The first S in S3 was supposedly for the word simple. This has been a massive failure, although it has gotten better. S3 can do so much that it is actually hard to wrap your head around it all at once. First, a few esoteric things you need help from other services to accomplish: you can use FSx for Lustre to mount the S3 bucket as an NFS drive and read and write objects as if it were any other NAS (Fuse does this too). You could also use the Transfer Family to set up an SFTP server right on top of the bucket, all you need to supply is a public SSH key and a username. But what else? S3 can host objects written by countless AWS services (reports, logs, and audits). S3 can act as a simple web server (HTTP only for custom domains, but there is always an HTTPS endpoint you could use) but also implement complex redirect rules. S3 can act as the origin for CloudFront to serve up files to the public (which is how this website originally worked before the Lambda@Edge conversion). S3 can have at least a dozen permission models - who owns the objects in the bucket, who pays for them, is it the same as the bucket owner, signed URLs for temporary gated upload and download capabilities.
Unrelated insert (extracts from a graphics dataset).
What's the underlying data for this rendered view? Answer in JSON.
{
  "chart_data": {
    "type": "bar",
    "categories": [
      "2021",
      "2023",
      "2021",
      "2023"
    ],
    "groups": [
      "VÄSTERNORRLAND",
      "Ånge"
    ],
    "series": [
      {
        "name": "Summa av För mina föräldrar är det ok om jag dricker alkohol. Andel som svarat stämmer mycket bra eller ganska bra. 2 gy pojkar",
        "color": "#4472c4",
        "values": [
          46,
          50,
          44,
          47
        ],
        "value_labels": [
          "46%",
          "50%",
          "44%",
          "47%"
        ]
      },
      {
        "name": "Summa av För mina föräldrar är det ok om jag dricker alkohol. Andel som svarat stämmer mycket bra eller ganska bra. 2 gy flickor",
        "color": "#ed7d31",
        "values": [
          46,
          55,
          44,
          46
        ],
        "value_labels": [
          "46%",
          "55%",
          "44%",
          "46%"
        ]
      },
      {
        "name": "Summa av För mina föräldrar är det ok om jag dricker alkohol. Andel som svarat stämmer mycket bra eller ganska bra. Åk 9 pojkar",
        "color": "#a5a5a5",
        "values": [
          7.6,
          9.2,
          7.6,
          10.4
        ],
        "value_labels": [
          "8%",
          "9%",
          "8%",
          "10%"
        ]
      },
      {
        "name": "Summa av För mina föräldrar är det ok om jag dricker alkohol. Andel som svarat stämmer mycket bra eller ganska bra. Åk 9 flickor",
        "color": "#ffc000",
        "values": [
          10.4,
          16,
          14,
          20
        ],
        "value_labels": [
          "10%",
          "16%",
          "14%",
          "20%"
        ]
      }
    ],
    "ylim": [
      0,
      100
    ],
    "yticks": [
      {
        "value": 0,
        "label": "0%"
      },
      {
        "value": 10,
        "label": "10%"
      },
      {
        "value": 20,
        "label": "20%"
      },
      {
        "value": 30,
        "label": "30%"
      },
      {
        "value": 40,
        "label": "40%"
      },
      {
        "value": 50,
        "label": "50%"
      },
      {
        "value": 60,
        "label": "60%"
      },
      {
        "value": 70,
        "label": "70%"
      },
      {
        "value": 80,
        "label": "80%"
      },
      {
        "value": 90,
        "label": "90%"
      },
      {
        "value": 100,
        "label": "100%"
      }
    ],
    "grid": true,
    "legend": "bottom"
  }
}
Objects can have metadata directly attached or written to DynamoDB. Objects can be encrypted using multiple different systems, and will soon be encrypted by default (although this is basically checkbox encryption to satisfy an audit or control requirement, not truly effective encryption, but still, a start). If you want to provide cross-account access, you'll need a bucket policy attached, or you can turn on bucket level ACLs and provide grants to other principals, either inside AWS or even by email address. You can version the objects, such that deleting one merely writes a delete marker to the object, but previous versions remain indefinitely, sometimes without you even knowing. Buckets can have lifecycle policies to move the objects to different storage tiers to save money (the Intelligent Tiering Glacier Long Term Storage class is approximately 85% cheaper than the standard price). You can trigger notifications to SNS topics or even directly invoke Lambdas when objects are created, updated, or destroyed, allowing you to manage complex workflows and lifecycles however your business demands. I am probably missing at least half a dozen additional useful features, but you get the idea. It is anything but simple.